El defensor que caía y obstaculizaba la salida del balón podía ser rebasado y expulsado expeditiva pero legalmente fuera de la zona de liberación con los pies

El viejo ruck exigía jugadores sobre sus pies (olviden la imagen de la montonera, que no era un ruck, sino su final heterodoxo) asidos entre ellos y empujando y desplazando con la fuerza del torso y el impulso de las extremidades inferiores y el punto de gravedad muy abajo para su óptima eficacia de carga en el impacto. El defensor que caía y obstaculizaba la salida del balón podía ser rebasado y expulsado expeditiva pero legalmente fuera de la zona de liberación con los pies, mediante una suerte de talonaje que nada tenía que ver con el ilegal pisotón, eso que los inventores del juego llamaban stamping.  Quien vio en ello la razón para la desaparición del lance como se conocía solamente buscó una coartada. Y nos quitó a los delanteros una suerte del juego especialmente satisfactoria.
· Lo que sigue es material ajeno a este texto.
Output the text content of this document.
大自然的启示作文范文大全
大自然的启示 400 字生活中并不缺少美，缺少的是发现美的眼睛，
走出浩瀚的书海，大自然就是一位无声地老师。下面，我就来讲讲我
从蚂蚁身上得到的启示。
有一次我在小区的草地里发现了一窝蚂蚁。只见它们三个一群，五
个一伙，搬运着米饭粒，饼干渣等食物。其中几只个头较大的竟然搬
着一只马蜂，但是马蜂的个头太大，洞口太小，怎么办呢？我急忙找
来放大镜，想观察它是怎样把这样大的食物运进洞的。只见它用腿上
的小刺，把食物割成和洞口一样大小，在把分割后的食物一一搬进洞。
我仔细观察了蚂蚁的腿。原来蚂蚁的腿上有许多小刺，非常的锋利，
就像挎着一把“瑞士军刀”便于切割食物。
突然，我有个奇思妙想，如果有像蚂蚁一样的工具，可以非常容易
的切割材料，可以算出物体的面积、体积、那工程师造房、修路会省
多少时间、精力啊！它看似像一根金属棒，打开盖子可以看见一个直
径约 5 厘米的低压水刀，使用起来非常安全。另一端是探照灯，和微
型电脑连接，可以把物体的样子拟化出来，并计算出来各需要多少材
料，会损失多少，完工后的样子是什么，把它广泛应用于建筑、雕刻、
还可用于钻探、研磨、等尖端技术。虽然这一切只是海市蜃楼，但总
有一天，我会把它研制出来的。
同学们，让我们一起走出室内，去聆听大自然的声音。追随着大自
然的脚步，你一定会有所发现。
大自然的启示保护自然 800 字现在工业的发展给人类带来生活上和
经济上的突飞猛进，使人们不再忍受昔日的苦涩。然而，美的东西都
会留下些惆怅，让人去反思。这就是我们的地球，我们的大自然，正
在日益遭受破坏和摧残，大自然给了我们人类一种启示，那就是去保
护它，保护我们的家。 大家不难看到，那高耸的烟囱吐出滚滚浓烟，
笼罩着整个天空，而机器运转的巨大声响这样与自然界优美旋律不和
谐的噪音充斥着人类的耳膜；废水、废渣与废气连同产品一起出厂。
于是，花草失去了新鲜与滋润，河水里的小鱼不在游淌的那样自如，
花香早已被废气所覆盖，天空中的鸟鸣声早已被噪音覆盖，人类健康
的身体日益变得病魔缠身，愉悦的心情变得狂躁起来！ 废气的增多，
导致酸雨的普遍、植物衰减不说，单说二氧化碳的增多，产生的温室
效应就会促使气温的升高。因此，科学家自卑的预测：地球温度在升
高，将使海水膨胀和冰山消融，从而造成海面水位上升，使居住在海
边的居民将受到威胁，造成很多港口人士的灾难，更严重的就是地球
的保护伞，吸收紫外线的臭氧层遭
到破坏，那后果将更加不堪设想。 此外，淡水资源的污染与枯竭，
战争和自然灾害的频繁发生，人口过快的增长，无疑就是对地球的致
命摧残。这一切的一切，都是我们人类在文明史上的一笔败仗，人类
Melé y lateral. Maul y ruck. Estas eran las fases de conquista esenciales en rugby. Dos predeterminadas, dos al albur del desarrollo de cada partido. Nos privaron de una de ellas con excusas ad hoc para que el juego fuera más vivo. No creo que sea así. Prefiero los movimientos fulgurantes de Aníbal en Cannas al sitio de Lucio Flavio Silva en Masada.

Nos quejamos de la falta de espacios en el rugby moderno. Hay una solución. Devuélvannos el ruck.